Co-prescribing KA without dietary restriction does not delay dialysis — but it does add daily calcium load and cost to a patient who derives no benefit.
Ketoanalogues are not a "start and forget" prescription. Regular monitoring is essential to confirm the intervention is working, catch complications early, and reassess the indication as kidney function changes.

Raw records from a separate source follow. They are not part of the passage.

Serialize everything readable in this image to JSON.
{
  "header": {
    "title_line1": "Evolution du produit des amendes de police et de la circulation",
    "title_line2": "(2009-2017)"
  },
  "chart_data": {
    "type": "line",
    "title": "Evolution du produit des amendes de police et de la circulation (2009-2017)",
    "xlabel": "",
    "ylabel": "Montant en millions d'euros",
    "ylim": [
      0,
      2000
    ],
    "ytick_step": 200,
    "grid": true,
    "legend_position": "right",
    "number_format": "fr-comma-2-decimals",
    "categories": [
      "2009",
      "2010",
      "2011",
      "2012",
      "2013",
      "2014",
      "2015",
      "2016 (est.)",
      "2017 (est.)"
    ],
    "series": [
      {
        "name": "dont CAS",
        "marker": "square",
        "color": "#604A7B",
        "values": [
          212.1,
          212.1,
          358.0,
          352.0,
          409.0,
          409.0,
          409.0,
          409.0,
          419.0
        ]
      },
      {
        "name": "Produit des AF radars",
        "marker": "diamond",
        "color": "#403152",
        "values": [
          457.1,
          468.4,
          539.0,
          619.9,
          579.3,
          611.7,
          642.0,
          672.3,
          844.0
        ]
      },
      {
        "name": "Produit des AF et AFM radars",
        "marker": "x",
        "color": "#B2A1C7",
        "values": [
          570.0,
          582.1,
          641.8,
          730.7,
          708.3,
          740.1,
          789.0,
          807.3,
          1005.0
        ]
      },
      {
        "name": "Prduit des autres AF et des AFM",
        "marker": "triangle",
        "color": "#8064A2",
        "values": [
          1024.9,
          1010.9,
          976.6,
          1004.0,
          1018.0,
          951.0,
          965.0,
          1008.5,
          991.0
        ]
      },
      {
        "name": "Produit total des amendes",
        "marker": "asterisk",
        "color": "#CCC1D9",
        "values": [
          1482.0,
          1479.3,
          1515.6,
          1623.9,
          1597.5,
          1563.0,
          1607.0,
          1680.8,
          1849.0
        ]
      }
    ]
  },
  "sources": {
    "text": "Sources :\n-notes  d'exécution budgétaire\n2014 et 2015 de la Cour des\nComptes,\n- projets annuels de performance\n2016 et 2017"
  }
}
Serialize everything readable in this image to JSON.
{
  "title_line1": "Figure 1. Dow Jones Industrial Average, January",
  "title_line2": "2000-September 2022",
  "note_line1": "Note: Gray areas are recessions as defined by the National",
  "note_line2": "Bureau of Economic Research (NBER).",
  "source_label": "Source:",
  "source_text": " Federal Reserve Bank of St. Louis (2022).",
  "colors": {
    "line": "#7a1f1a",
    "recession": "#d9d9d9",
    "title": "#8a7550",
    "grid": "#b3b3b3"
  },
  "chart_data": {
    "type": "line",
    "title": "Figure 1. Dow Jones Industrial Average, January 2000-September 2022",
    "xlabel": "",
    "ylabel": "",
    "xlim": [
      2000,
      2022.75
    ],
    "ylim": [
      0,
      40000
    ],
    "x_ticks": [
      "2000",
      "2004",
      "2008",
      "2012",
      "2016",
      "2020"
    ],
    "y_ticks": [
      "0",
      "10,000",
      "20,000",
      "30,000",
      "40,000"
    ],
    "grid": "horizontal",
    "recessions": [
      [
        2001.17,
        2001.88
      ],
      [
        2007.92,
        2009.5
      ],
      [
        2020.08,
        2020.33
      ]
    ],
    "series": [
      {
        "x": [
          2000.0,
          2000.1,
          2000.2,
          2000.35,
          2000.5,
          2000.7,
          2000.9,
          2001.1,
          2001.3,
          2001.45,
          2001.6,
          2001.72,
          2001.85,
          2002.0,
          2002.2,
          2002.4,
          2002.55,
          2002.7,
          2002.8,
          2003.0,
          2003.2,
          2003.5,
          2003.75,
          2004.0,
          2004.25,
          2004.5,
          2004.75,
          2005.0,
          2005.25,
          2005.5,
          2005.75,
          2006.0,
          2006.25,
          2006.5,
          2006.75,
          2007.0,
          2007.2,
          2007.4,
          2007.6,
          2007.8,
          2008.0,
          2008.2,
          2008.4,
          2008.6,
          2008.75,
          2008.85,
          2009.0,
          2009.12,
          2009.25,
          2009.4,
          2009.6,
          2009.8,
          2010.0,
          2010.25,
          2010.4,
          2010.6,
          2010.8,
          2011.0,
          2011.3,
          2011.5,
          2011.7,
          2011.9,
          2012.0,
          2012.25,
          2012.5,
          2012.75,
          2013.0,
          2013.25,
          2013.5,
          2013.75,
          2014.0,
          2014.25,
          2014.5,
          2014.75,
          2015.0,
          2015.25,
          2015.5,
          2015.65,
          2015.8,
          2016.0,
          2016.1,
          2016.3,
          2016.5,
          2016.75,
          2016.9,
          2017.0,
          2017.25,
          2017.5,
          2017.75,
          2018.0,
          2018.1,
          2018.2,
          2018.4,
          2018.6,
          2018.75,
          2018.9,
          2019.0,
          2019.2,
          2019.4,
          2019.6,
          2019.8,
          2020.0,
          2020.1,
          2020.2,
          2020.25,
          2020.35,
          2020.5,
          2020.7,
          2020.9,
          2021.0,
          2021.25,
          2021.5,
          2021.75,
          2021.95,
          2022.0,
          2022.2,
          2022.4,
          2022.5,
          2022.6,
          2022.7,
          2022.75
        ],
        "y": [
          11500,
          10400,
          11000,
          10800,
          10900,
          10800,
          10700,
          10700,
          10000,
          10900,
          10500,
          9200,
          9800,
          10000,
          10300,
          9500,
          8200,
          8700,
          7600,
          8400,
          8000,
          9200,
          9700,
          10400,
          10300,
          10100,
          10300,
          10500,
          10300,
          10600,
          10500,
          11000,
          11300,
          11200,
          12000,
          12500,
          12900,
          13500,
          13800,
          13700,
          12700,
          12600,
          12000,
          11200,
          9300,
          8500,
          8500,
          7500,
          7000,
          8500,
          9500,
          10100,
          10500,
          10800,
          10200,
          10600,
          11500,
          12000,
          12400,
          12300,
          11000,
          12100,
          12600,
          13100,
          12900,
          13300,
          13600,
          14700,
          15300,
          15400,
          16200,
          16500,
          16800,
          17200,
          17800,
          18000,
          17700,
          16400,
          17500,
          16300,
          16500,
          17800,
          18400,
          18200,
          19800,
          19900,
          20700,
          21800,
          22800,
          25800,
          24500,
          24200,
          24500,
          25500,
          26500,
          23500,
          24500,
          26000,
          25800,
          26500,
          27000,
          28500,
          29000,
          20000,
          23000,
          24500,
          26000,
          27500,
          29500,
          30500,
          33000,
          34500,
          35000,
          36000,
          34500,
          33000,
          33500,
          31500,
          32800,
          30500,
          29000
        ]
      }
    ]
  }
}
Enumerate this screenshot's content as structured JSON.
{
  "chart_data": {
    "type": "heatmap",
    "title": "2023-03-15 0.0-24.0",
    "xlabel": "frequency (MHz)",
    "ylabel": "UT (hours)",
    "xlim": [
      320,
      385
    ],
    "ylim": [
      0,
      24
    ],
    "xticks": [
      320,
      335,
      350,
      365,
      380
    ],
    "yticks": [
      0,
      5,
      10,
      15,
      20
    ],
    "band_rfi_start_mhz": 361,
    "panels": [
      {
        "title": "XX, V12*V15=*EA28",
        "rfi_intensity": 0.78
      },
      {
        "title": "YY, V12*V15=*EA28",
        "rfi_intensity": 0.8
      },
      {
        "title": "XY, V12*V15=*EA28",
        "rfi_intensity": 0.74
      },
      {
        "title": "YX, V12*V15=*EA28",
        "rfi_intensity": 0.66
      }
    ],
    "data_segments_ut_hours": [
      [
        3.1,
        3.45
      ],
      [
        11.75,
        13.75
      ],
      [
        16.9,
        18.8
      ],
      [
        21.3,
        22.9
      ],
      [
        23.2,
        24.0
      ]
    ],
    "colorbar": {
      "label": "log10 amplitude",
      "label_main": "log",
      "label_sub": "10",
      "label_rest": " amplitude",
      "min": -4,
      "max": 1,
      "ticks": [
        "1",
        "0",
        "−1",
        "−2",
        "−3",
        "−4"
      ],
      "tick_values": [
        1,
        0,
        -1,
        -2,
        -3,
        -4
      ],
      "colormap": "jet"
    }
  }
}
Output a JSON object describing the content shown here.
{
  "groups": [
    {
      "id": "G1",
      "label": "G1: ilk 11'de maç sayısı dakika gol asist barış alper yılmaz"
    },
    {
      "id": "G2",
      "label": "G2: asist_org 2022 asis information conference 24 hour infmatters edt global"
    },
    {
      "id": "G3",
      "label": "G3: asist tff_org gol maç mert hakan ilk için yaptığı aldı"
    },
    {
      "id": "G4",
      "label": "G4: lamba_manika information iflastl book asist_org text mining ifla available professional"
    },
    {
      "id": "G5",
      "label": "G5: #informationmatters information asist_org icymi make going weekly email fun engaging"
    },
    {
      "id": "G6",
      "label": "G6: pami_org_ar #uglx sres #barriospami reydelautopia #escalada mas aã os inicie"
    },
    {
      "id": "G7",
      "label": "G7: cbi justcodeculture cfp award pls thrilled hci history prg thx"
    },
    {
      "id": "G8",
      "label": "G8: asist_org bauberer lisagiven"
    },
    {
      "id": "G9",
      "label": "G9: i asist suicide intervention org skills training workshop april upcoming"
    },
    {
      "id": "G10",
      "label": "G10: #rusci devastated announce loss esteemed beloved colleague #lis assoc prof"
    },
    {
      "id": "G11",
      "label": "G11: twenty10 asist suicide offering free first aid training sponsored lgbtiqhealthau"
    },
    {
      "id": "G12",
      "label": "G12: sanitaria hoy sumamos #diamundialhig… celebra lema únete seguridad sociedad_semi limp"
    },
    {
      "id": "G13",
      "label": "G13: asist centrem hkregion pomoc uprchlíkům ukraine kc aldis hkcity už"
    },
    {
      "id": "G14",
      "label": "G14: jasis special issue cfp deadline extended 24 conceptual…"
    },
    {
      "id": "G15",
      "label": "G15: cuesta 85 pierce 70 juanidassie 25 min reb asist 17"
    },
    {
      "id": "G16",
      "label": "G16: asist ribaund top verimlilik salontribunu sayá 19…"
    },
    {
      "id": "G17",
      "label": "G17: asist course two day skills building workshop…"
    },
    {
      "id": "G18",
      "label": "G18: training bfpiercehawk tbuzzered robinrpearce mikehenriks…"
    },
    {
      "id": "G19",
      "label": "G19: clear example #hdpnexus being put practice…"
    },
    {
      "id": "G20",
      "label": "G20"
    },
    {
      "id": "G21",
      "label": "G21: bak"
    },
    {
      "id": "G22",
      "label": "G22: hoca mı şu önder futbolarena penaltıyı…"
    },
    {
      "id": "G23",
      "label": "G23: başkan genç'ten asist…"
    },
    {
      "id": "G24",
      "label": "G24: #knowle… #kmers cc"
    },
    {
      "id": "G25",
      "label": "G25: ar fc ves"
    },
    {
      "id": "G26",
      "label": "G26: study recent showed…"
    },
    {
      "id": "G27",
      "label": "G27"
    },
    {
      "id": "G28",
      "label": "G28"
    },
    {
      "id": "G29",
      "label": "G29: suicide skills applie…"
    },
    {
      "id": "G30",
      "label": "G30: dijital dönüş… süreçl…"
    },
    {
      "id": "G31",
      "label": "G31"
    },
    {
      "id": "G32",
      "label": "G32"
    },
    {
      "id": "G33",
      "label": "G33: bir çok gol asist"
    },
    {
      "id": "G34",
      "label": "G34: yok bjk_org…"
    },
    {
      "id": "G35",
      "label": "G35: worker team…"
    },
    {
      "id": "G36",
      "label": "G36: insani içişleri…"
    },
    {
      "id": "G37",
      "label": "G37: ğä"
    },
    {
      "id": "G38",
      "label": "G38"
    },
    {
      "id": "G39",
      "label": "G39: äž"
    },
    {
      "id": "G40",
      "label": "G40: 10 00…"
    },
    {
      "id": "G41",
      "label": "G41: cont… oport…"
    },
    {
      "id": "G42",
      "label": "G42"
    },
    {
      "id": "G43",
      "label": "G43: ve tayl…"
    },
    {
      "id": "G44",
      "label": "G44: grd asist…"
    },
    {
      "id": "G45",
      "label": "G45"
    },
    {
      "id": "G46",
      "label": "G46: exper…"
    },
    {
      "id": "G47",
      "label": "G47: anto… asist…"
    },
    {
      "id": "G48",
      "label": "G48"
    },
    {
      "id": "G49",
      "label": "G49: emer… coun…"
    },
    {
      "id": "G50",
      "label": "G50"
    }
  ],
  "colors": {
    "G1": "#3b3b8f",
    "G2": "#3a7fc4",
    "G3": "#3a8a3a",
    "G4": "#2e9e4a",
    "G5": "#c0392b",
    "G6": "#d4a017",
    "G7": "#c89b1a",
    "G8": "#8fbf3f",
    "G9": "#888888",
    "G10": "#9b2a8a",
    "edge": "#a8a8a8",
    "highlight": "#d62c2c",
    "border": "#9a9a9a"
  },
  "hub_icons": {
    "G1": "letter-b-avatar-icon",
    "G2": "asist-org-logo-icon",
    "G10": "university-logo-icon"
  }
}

| Parameter | Frequency | Target (CKD Pre-dialysis) | Action if Abnormal | Priority |
|---|---|---|---|---|
| Serum Calcium | Monthly × 3, then every 3 months | 8.4–10.2 mg/dL | Reduce KA dose; withhold active vitamin D; increase hydration | URGENT |
| BUN / Urea | Monthly | Declining trend | Rising BUN = diet non-adherence; review protein intake with dietitian | MONITOR |
| eGFR (CKD-EPI 2021) | Every 3 months | Stable or declining <3 mL/min/yr | Rapid decline = reassess dietary adherence, BP control, proteinuria | MONITOR |
| Serum Albumin | Every 3 months | ≥4.0 g/dL | <3.5 g/dL = malnutrition signal; increase caloric intake; dietitian referral | MONITOR |
| Serum Phosphorus | Every 3 months | 3.5–5.5 mg/dL | Elevated phos despite KA = hidden dietary phosphorus sources; review diet | MONITOR |
| Body weight & muscle mass | Every visit | Stable weight; no sarcopenia | Weight loss >5% = caloric deficit; increase non-protein calorie sources | ROUTINE |
| nPCR (if available) | Every 6 months | 0.3–0.6 g/kg/day on VLPD | nPCR >0.6 = protein intake exceeds prescription; dietary counseling | ROUTINE |
| Reassess KA indication | Every 6–12 months | — | If eGFR <10 or dialysis imminent: transition plan; if on dialysis: discontinue unless malnourished | ROUTINE |
When to stop ketoanalogues: (1) When dialysis is initiated and nutritional status is adequate; (2) Persistent hypercalcemia despite dose reduction; (3) Patient cannot maintain adequate caloric intake alongside protein restriction; (4) eGFR has recovered above 30 mL/min/1.73m² (rare but possible in treated glomerulonephritis); (5) Patient non-adherence to dietary protein restriction — KA without the diet is expensive and potentially harmful.